# Intro

Data comes in many different forms: *time stamps, sensor readings, images, categorical labels, and so much more*. But text is still some of the most valuable data out there for those who know how to use it.

In this course about Natural Language Processing (NLP), you will use the leading NLP library (spaCy) to take on some of the most important tasks in working with text.

By the end, you will be able to use spaCy for:

* Basic text processing and pattern matching
* Building machine learning models with text
* Representing text with word embeddings that numerically capture the meaning of words and documents


# NLP with spaCy

spaCy is the leading library for NLP, and it has quickly become one of the most popular Python frameworks. Most people find it intuitive, and it has excellent documentation.

spaCy relies on models that are language-specific and come in different sizes. You can load a spaCy model with spacy.load.

For example, here's how you would load the English language model.


In [3]:
import spacy
nlp = spacy.load('en')

With the model loaded, you can process text like this:


In [4]:
doc = nlp("Tea is healthy and calming, don't you think?")

There's a lot you can do with the `doc` object you just created.

# Tokenizing

This returns a document object that contains **tokens**. A token is a unit of text in the document, such as individual words and punctuation. SpaCy splits contractions like "don't" into two tokens, "do" and "n't". You can see the tokens by iterating through the document.

In [5]:
for token in doc:
    print(token)

Tea
is
healthy
and
calming
,
do
n't
you
think
?


Iterating through a document gives you token objects. Each of these tokens comes with additional information. In most cases, the important ones are `token.lemma_` and `token.is_stop`.

# Text preprocessing

There are a few types of preprocessing to improve how we model with words. The first is **lemmatizing**. The "lemma" of a word is its base form. For example, "walk" is the lemma of the word "walking". So, when you lemmatize the word walking, you would convert it to walk.

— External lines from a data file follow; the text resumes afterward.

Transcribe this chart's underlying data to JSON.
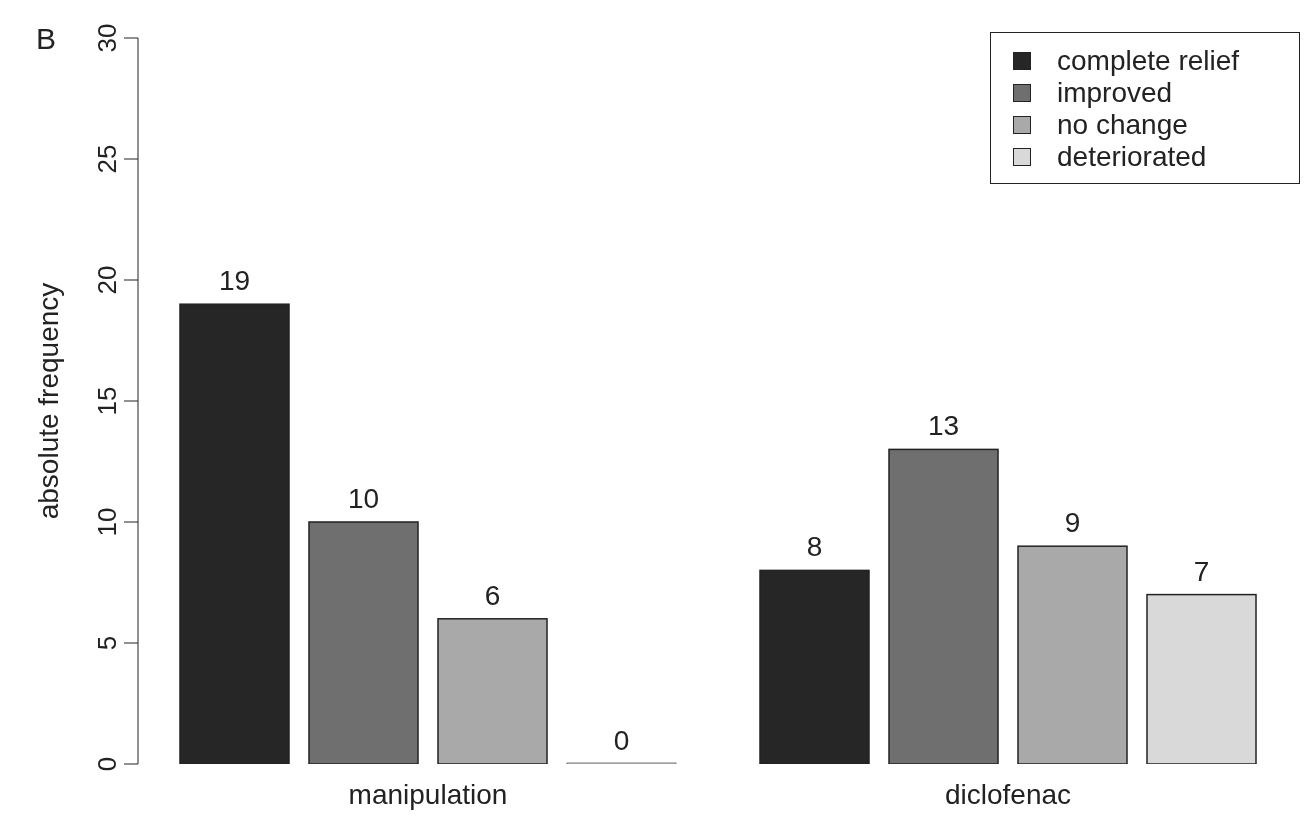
{
  "chart_data": {
    "type": "bar",
    "ylabel": "absolute frequency",
    "annotations": [
      "B"
    ],
    "categories": [
      "manipulation",
      "diclofenac"
    ],
    "series": [
      {
        "name": "complete relief",
        "color": "#262626",
        "values": [
          19,
          8
        ]
      },
      {
        "name": "improved",
        "color": "#6f6f6f",
        "values": [
          10,
          13
        ]
      },
      {
        "name": "no change",
        "color": "#a9a9a9",
        "values": [
          6,
          9
        ]
      },
      {
        "name": "deteriorated",
        "color": "#d9d9d9",
        "values": [
          0,
          7
        ]
      }
    ],
    "ylim": [
      0,
      30
    ],
    "yticks": [
      0,
      5,
      10,
      15,
      20,
      25,
      30
    ],
    "grid": false,
    "legend": "top right",
    "data_labels": true
  }
}
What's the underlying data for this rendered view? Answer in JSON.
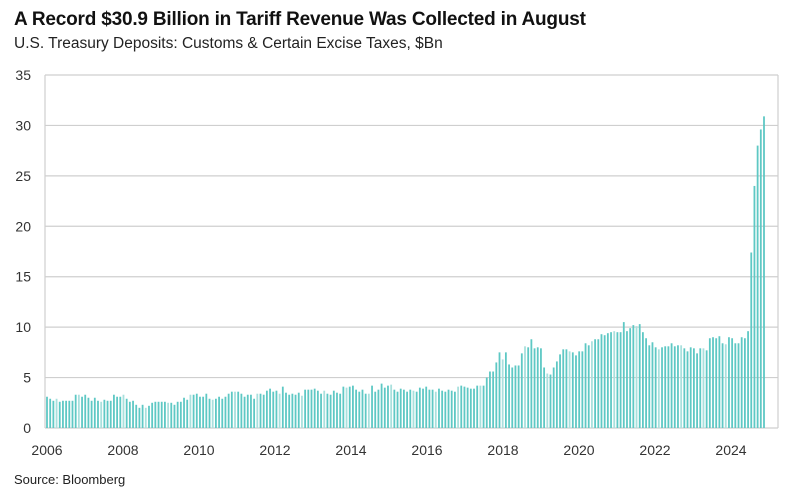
{
  "chart_data": {
    "type": "bar",
    "title": "A Record $30.9 Billion in Tariff Revenue Was Collected in August",
    "subtitle": "U.S. Treasury Deposits: Customs & Certain Excise Taxes, $Bn",
    "source": "Source: Bloomberg",
    "xlabel": "",
    "ylabel": "",
    "ylim": [
      0,
      35
    ],
    "yticks": [
      "0",
      "5",
      "10",
      "15",
      "20",
      "25",
      "30",
      "35"
    ],
    "xticks": [
      "2006",
      "2008",
      "2010",
      "2012",
      "2014",
      "2016",
      "2018",
      "2020",
      "2022",
      "2024"
    ],
    "grid": true,
    "frequency": "monthly",
    "color": "#5ec8c4",
    "values": [
      3.1,
      2.9,
      2.7,
      2.9,
      2.6,
      2.7,
      2.7,
      2.7,
      2.7,
      3.3,
      3.3,
      3.1,
      3.3,
      3.0,
      2.7,
      3.0,
      2.7,
      2.6,
      2.8,
      2.7,
      2.7,
      3.3,
      3.1,
      3.1,
      3.3,
      2.9,
      2.6,
      2.7,
      2.3,
      2.0,
      2.3,
      2.0,
      2.2,
      2.5,
      2.6,
      2.6,
      2.6,
      2.6,
      2.5,
      2.5,
      2.3,
      2.6,
      2.6,
      3.0,
      2.8,
      3.3,
      3.3,
      3.4,
      3.1,
      3.1,
      3.4,
      2.9,
      2.8,
      2.9,
      3.1,
      2.9,
      3.1,
      3.4,
      3.6,
      3.6,
      3.6,
      3.4,
      3.1,
      3.3,
      3.3,
      2.9,
      3.4,
      3.4,
      3.3,
      3.7,
      3.9,
      3.6,
      3.7,
      3.4,
      4.1,
      3.5,
      3.3,
      3.4,
      3.3,
      3.5,
      3.2,
      3.8,
      3.8,
      3.8,
      3.9,
      3.7,
      3.4,
      3.7,
      3.4,
      3.3,
      3.7,
      3.5,
      3.4,
      4.1,
      4.0,
      4.1,
      4.2,
      3.8,
      3.6,
      3.8,
      3.4,
      3.4,
      4.2,
      3.6,
      3.8,
      4.4,
      4.0,
      4.2,
      4.3,
      3.8,
      3.6,
      3.9,
      3.8,
      3.6,
      3.8,
      3.7,
      3.6,
      4.0,
      3.9,
      4.1,
      3.8,
      3.8,
      3.6,
      3.9,
      3.7,
      3.6,
      3.8,
      3.7,
      3.6,
      4.1,
      4.2,
      4.1,
      4.0,
      3.9,
      3.9,
      4.2,
      4.2,
      4.2,
      5.0,
      5.6,
      5.6,
      6.5,
      7.5,
      6.8,
      7.5,
      6.3,
      6.0,
      6.2,
      6.2,
      7.4,
      8.1,
      8.0,
      8.8,
      7.9,
      8.0,
      7.9,
      6.0,
      5.4,
      5.3,
      6.0,
      6.6,
      7.3,
      7.8,
      7.8,
      7.6,
      7.5,
      7.2,
      7.6,
      7.6,
      8.4,
      8.2,
      8.6,
      8.8,
      8.8,
      9.3,
      9.2,
      9.4,
      9.5,
      9.6,
      9.5,
      9.5,
      10.5,
      9.6,
      9.9,
      10.2,
      10.1,
      10.3,
      9.5,
      8.9,
      8.2,
      8.5,
      8.0,
      7.8,
      8.0,
      8.1,
      8.1,
      8.4,
      8.1,
      8.2,
      8.2,
      7.9,
      7.6,
      8.0,
      7.9,
      7.4,
      7.9,
      7.9,
      7.7,
      8.9,
      9.0,
      8.9,
      9.1,
      8.4,
      8.3,
      9.0,
      8.9,
      8.4,
      8.4,
      9.0,
      8.9,
      9.6,
      17.4,
      24.0,
      28.0,
      29.6,
      30.9
    ]
  }
}
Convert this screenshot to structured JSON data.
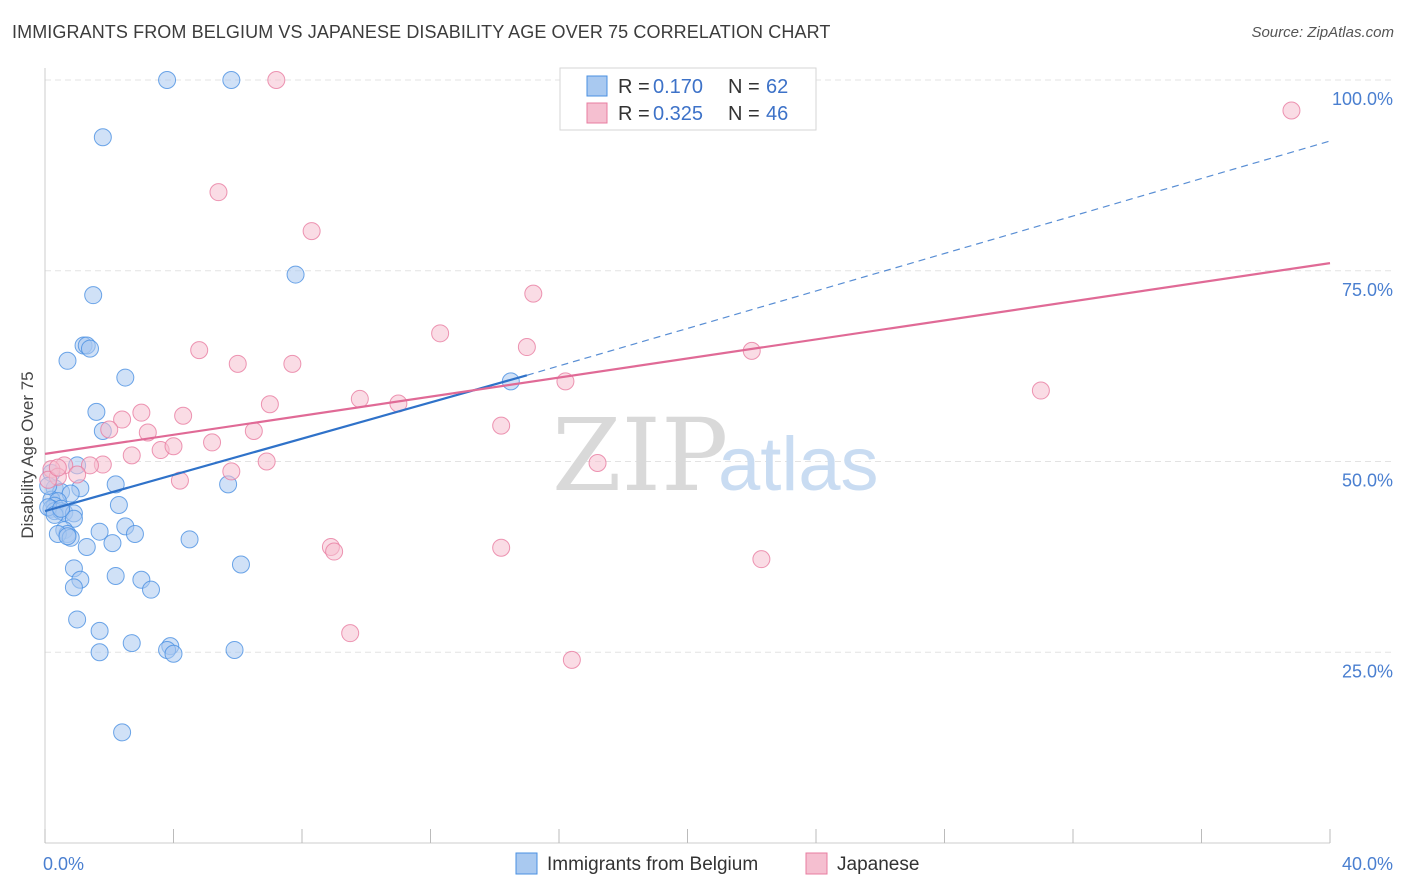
{
  "title": "IMMIGRANTS FROM BELGIUM VS JAPANESE DISABILITY AGE OVER 75 CORRELATION CHART",
  "source": "Source: ZipAtlas.com",
  "watermark": {
    "zip": "ZIP",
    "atlas": "atlas"
  },
  "legend": {
    "rows": [
      {
        "r_label": "R =",
        "r_value": "0.170",
        "n_label": "N =",
        "n_value": "62"
      },
      {
        "r_label": "R =",
        "r_value": "0.325",
        "n_label": "N =",
        "n_value": "46"
      }
    ]
  },
  "bottom_legend": [
    "Immigrants from Belgium",
    "Japanese"
  ],
  "colors": {
    "blue": "#4a90e2",
    "blue_fill": "#a9c9f0",
    "blue_line": "#2f72c9",
    "pink": "#e87ca0",
    "pink_fill": "#f5bfd0",
    "pink_line": "#e06a96",
    "tick_text": "#4a7fd0",
    "grid": "#e3e3e3"
  },
  "chart_data": {
    "type": "scatter",
    "title": "IMMIGRANTS FROM BELGIUM VS JAPANESE DISABILITY AGE OVER 75 CORRELATION CHART",
    "xlabel": "",
    "ylabel": "Disability Age Over 75",
    "xlim": [
      0,
      40
    ],
    "ylim": [
      0,
      100
    ],
    "x_tick_labels": [
      "0.0%",
      "40.0%"
    ],
    "y_ticks": [
      25,
      50,
      75,
      100
    ],
    "y_tick_labels": [
      "25.0%",
      "50.0%",
      "75.0%",
      "100.0%"
    ],
    "grid": true,
    "legend_position": "top-center",
    "series": [
      {
        "name": "Immigrants from Belgium",
        "color": "#4a90e2",
        "trend": {
          "x": [
            0,
            15
          ],
          "y": [
            43.5,
            61.3
          ],
          "dashed_extension_to": [
            40,
            92
          ]
        },
        "points": [
          [
            3.8,
            100
          ],
          [
            5.8,
            100
          ],
          [
            1.8,
            92.5
          ],
          [
            7.8,
            74.5
          ],
          [
            1.5,
            71.8
          ],
          [
            1.2,
            65.2
          ],
          [
            1.3,
            65.2
          ],
          [
            1.4,
            64.8
          ],
          [
            0.7,
            63.2
          ],
          [
            2.5,
            61.0
          ],
          [
            14.5,
            60.5
          ],
          [
            1.6,
            56.5
          ],
          [
            1.8,
            54.0
          ],
          [
            1.0,
            49.5
          ],
          [
            2.2,
            47.0
          ],
          [
            1.1,
            46.5
          ],
          [
            0.3,
            46.5
          ],
          [
            0.5,
            46.0
          ],
          [
            0.8,
            45.8
          ],
          [
            0.2,
            45.0
          ],
          [
            0.4,
            44.8
          ],
          [
            0.3,
            44.2
          ],
          [
            0.2,
            43.8
          ],
          [
            0.3,
            43.5
          ],
          [
            0.5,
            43.5
          ],
          [
            0.6,
            43.3
          ],
          [
            0.9,
            43.2
          ],
          [
            2.3,
            44.3
          ],
          [
            5.7,
            47.0
          ],
          [
            0.9,
            42.5
          ],
          [
            0.6,
            41.0
          ],
          [
            0.7,
            40.5
          ],
          [
            2.5,
            41.5
          ],
          [
            1.7,
            40.8
          ],
          [
            2.8,
            40.5
          ],
          [
            0.4,
            40.5
          ],
          [
            0.8,
            40.0
          ],
          [
            0.7,
            40.2
          ],
          [
            4.5,
            39.8
          ],
          [
            2.1,
            39.3
          ],
          [
            1.3,
            38.8
          ],
          [
            6.1,
            36.5
          ],
          [
            0.9,
            36.0
          ],
          [
            2.2,
            35.0
          ],
          [
            3.0,
            34.5
          ],
          [
            1.1,
            34.5
          ],
          [
            0.9,
            33.5
          ],
          [
            3.3,
            33.2
          ],
          [
            1.0,
            29.3
          ],
          [
            1.7,
            27.8
          ],
          [
            2.7,
            26.2
          ],
          [
            3.9,
            25.8
          ],
          [
            3.8,
            25.3
          ],
          [
            4.0,
            24.8
          ],
          [
            1.7,
            25.0
          ],
          [
            5.9,
            25.3
          ],
          [
            2.4,
            14.5
          ],
          [
            0.2,
            48.5
          ],
          [
            0.1,
            44.0
          ],
          [
            0.3,
            43.0
          ],
          [
            0.1,
            46.8
          ],
          [
            0.5,
            43.8
          ]
        ]
      },
      {
        "name": "Japanese",
        "color": "#e87ca0",
        "trend": {
          "x": [
            0,
            40
          ],
          "y": [
            51,
            76
          ]
        },
        "points": [
          [
            7.2,
            100
          ],
          [
            23.5,
            100
          ],
          [
            38.8,
            96
          ],
          [
            5.4,
            85.3
          ],
          [
            8.3,
            80.2
          ],
          [
            15.2,
            72.0
          ],
          [
            12.3,
            66.8
          ],
          [
            15.0,
            65.0
          ],
          [
            22.0,
            64.5
          ],
          [
            4.8,
            64.6
          ],
          [
            6.0,
            62.8
          ],
          [
            7.7,
            62.8
          ],
          [
            16.2,
            60.5
          ],
          [
            31.0,
            59.3
          ],
          [
            9.8,
            58.2
          ],
          [
            11.0,
            57.6
          ],
          [
            7.0,
            57.5
          ],
          [
            3.0,
            56.4
          ],
          [
            4.3,
            56.0
          ],
          [
            2.4,
            55.5
          ],
          [
            14.2,
            54.7
          ],
          [
            2.0,
            54.2
          ],
          [
            3.2,
            53.8
          ],
          [
            6.5,
            54.0
          ],
          [
            5.2,
            52.5
          ],
          [
            3.6,
            51.5
          ],
          [
            4.0,
            52.0
          ],
          [
            2.7,
            50.8
          ],
          [
            6.9,
            50.0
          ],
          [
            17.2,
            49.8
          ],
          [
            1.8,
            49.6
          ],
          [
            0.6,
            49.5
          ],
          [
            1.4,
            49.5
          ],
          [
            0.2,
            49.0
          ],
          [
            0.4,
            48.0
          ],
          [
            1.0,
            48.3
          ],
          [
            0.1,
            47.6
          ],
          [
            5.8,
            48.7
          ],
          [
            4.2,
            47.5
          ],
          [
            0.4,
            49.2
          ],
          [
            8.9,
            38.8
          ],
          [
            9.0,
            38.2
          ],
          [
            14.2,
            38.7
          ],
          [
            22.3,
            37.2
          ],
          [
            9.5,
            27.5
          ],
          [
            16.4,
            24.0
          ]
        ]
      }
    ]
  }
}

It's also common to remove stopwords. **Stopwords** are words that occur frequently in the language and don't contain much information. English stopwords include "the", "is", "and", "but", "not".

With a spaCy token, `token.lemma_` returns the lemma, while `token.is_stop` returns a boolean `True` if the token is a stopword (and `False` otherwise).

In [6]:
print(f"Token \t\tLemma \t\tStopword".format('Token', 'Lemma', 'Stopword'))
print("-"*40)
for token in doc:
    print(f"{str(token)}\t\t{token.lemma_}\t\t{token.is_stop}")

Token 		Lemma 		Stopword
----------------------------------------
Tea		tea		False
is		be		True
healthy		healthy		False
and		and		True
calming		calm		False
,		,		False
do		do		True
n't		not		True
you		-PRON-		True
think		think		False
?		?		False


Why are lemmas and identifying stopwords important? Language data has a lot of noise mixed in with informative content. In the sentence above, the important words are tea, healthy and calming. Removing stop words might help the predictive model focus on relevant words. Lemmatizing similarly helps by combining multiple forms of the same word into one base form ("calming", "calms", "calmed" would all change to "calm").

However, lemmatizing and dropping stopwords might result in your models performing worse. So you should treat this preprocessing as part of your hyperparameter optimization process.